5 elements • 4x Speed

No Data

Did you know?

The name is a reference to the comedic trio The Three Stooges, whose chaotic and inefficient approach to tasks is mirrored by the algorithm.
Stooge Sort is often discussed alongside other "perversely bad" algorithms like Bogo Sort and Slowsort, which are used to illustrate worst-case algorithmic design.
Despite its inefficiency, it's still considered more efficient than Slowsort.

How it Works

If the value at the start of the sub-array is larger than the value at the end, swap them.
If the current sub-array has three or more elements, proceed.
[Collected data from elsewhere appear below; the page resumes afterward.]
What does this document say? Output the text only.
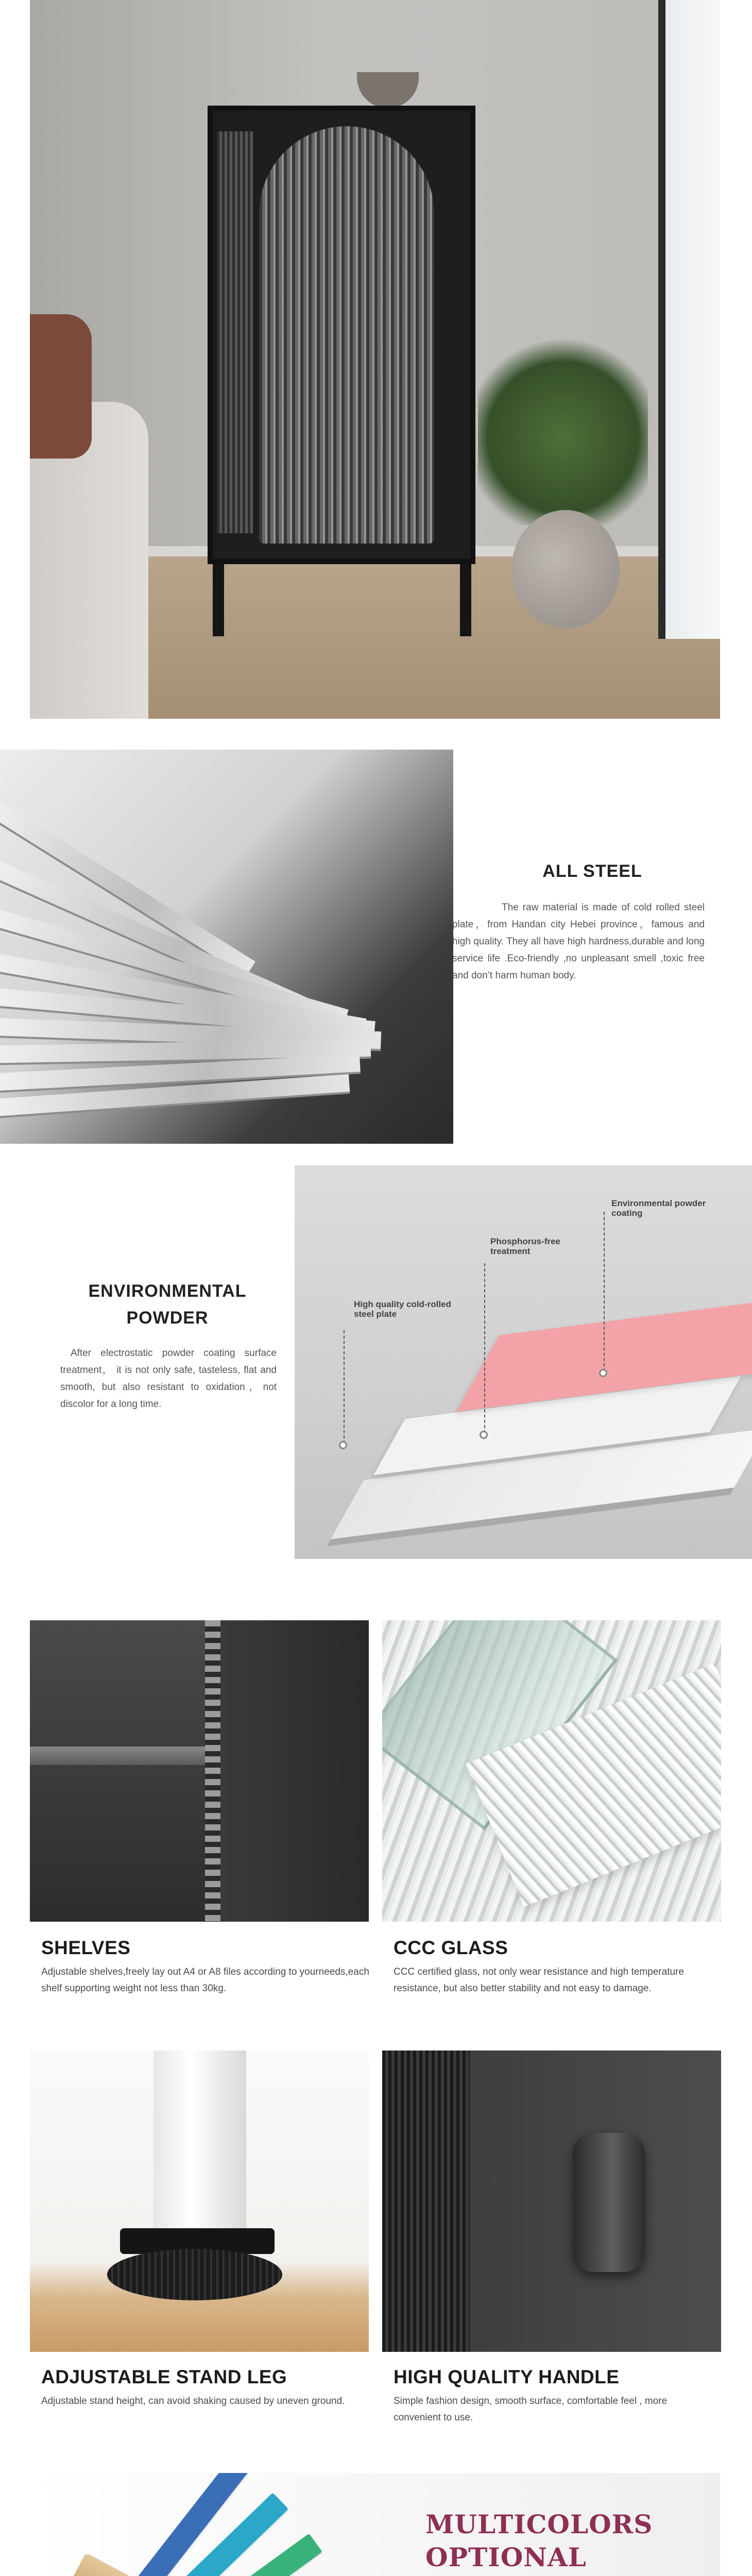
ALL STEEL
The raw material is made of cold rolled steel plate，from Handan city Hebei province，famous and high quality. They all have high hardness,durable and long service life .Eco-friendly ,no unpleasant smell ,toxic free and don’t harm human body.
ENVIRONMENTAL
POWDER
After electrostatic powder coating surface treatment， it is not only safe, tasteless, flat and smooth, but also resistant to oxidation，not discolor for a long time.
High quality cold-rolled steel plate
Phosphorus-free treatment
Environmental powder coating
SHELVES
Adjustable shelves,freely lay out A4 or A8 files according to yourneeds,each shelf supporting weight not less than 30kg.
CCC GLASS
CCC certified glass, not only wear resistance and high temperature resistance, but also better stability and not easy to damage.
ADJUSTABLE STAND LEG
Adjustable stand height, can avoid shaking caused by uneven ground.
HIGH QUALITY HANDLE
Simple fashion design, smooth surface, comfortable feel , more convenient to use.
MULTICOLORS
OPTIONAL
Otherwise, the sub-array is sorted.
Recursively call Stooge Sort on the initial two-thirds of the sub-array.
Recursively call Stooge Sort on the final two-thirds of the sub-array.
Recursively call Stooge Sort on the initial two-thirds of the sub-array again to fix the placement of elements that may have moved from the final third into the initial third.

Complexity Analysis

Best Case

O(n^{2.709})

Average

O(n^{2.709})

Worst Case

O(n^{2.709})

Space

O(log n)

Advantages

Simplicity of concept: The core idea is relatively simple to describe.
Educational Value: It is an excellent example for demonstrating recurrence relations and analyzing algorithmic inefficiency. It provides a stark contrast to efficient algorithms like Merge Sort.

Disadvantages

Extremely Inefficient: With a time complexity of approximately $O(n^{2.709})$ , it is one of the least efficient sorting algorithms, performing worse than even Bubble Sort.
High Overhead: The deep recursion and massive number of redundant operations make it completely impractical for any real-world use.
Not In-Place: The recursive calls consume stack space, leading to an $O(\log n)$ space complexity, which can cause a stack overflow for large arrays.

Implementation

JavaScript stooge-sort.js

function stoogeSort(arr, l = 0, h = arr.length - 1) {
  if (l >= h) {
    return;
  }

  // If the first element is greater than the last, swap them
  if (arr[l] > arr[h]) {
    [arr[l], arr[h]] = [arr[h], arr[l]];
  }

  // If there are more than 2 elements in the array
  const size = h - l + 1;
  if (size > 2) {
    const t = Math.floor(size / 3);
    
    // Recursively sort the first 2/3
    stoogeSort(arr, l, h - t);
    
    // Recursively sort the last 2/3
    stoogeSort(arr, l + t, h);
    
    // Recursively sort the first 2/3 again
    stoogeSort(arr, l, h - t);
  }
  return arr;
}